“Porte aperte”, gli oratori si fanno comunità che accoglie

Potenziare le realtà oratoriali, accrescendo la responsabilità educativa della comunità adulta e degli enti del territorio. È da questa immagine che prende forma Porte Aperte, il progetto che sta coinvolgendo dieci realtà oratoriali della Diocesi di Vigevano grazie a un’alleanza tra Fondazioni Caritas e Pio Istituto Negrone, i Comuni, la Polisportiva Lomellina, il Gruppo Start, gli scout di Mortara e con il sostegno di Fondazione Cariplo, Fondazione Peppino Vismara e 16 Fondazioni di Comunità.

PROGETTO L’obiettivo è chiaro: rafforzare gli oratori come spazi educativi e aggregativi, valorizzando la responsabilità adulta e il protagonismo giovanile. “Progettare con i ragazzi e per i ragazzi” è la visione condivisa da parroci, enti partner, équipe educativa e comunità. Gli oratori coinvolti sono quelli cittadini di San Pietro Martire, Pellegrina, Addolorata, Sacro Cuore e Fatima, oltre a Cassolnovo, Mortara, Gambolò, Sannazzaro e Parona. Da ottobre prenderà avvio un percorso di formazione fondato sulla peer education, ovvero l’educazione tra pari, che offrirà ai giovani strumenti per rafforzare le life skills e capacità comunicative, così da diventare a loro volta formatori dei più piccoli. Parallelamente nasceranno progetti concreti nei singoli oratori, come doposcuola, laboratori teatrali, Young Cafè, insieme a spazi di confronto intergenerazionale per famiglie e ragazzi. A guidare il percorso l’équipe composta dalla psicologa Antonella Auletta, dalla pedagogista Emanuela Basetta e dall’educatrice Alice Agostino. Il bando, avviato nel 2024, ha interessato 177 oratori lombardi, con cinque i progetti finanziati come interventi di sistema, tra cui quello della nostra diocesi. La durata prevista è tra i due e i tre anni. Il primo anno ha permesso di definire il modello educativo e di mappare risorse, bisogni e visioni delle singole comunità.
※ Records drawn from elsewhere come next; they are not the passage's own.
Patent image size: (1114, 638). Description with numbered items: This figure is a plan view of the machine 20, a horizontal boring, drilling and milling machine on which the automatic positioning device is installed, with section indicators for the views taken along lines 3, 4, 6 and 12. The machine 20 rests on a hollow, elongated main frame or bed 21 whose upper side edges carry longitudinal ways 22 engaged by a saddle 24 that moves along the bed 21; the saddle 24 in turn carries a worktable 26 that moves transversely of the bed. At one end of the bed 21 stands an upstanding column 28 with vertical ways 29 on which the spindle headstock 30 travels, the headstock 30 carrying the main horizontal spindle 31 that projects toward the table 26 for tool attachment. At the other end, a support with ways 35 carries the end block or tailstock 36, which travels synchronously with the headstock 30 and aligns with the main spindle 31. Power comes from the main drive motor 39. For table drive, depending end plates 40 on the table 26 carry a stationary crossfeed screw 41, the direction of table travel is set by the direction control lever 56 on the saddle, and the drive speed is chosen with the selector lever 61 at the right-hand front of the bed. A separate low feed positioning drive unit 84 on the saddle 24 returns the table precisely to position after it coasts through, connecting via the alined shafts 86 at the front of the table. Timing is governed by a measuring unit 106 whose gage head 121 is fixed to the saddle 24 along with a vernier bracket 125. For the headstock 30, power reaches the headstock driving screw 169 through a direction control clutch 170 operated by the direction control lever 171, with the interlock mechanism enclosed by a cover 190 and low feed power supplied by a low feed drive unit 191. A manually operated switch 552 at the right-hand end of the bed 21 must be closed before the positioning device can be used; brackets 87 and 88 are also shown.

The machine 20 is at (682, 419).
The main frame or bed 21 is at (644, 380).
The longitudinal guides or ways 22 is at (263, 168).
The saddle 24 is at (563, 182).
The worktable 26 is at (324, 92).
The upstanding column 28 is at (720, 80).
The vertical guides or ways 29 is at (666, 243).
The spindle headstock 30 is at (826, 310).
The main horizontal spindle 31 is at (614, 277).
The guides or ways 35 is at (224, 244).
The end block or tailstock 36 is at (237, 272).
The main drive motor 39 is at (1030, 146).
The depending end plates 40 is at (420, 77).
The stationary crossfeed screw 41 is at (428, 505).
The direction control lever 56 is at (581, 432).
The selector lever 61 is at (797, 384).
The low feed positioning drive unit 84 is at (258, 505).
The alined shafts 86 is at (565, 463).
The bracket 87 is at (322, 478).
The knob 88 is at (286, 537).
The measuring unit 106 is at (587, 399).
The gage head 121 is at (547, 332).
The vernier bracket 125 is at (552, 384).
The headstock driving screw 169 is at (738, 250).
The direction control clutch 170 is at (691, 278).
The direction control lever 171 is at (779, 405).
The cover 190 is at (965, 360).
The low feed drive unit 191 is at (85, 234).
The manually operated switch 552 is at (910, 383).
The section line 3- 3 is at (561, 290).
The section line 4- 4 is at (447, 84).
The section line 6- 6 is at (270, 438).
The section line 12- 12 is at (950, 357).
POTENZIAMENTO «Fare un lavoro di ricognizione dell’esistente – spiega Auletta – non soltanto significa tracciare i confini di quelle aree del bisogno, che richiedono dunque un potenziamento o un lavoro di rafforzamento educativo, ma vuole dire individuare quell’area del desiderio che orienta le energie e sostiene le possibilità di crescita e miglioramento dell’individuo». Un progetto che si fonda sull’educazione tra pari, dove i giovani non solo destinatari, ma protagonisti. «Porte aperte: giovani protagonisti in Lomellina è molto di più di un progetto – sottolinea Basetta – è un invito concreto a riconoscere nei giovani non soltanto il futuro, ma il presente vivo delle nostre comunità». Un’attenzione che riecheggia nel motto di don Milani, “I care” mi importa, ho a cuore. A ribadirlo anche l’educatrice Alice Agostino per cui «essere presenti nei luoghi e nei tempi in cui i ragazzi cercano ascolto e significato significa dire concretamente “qui c’è posto per te”.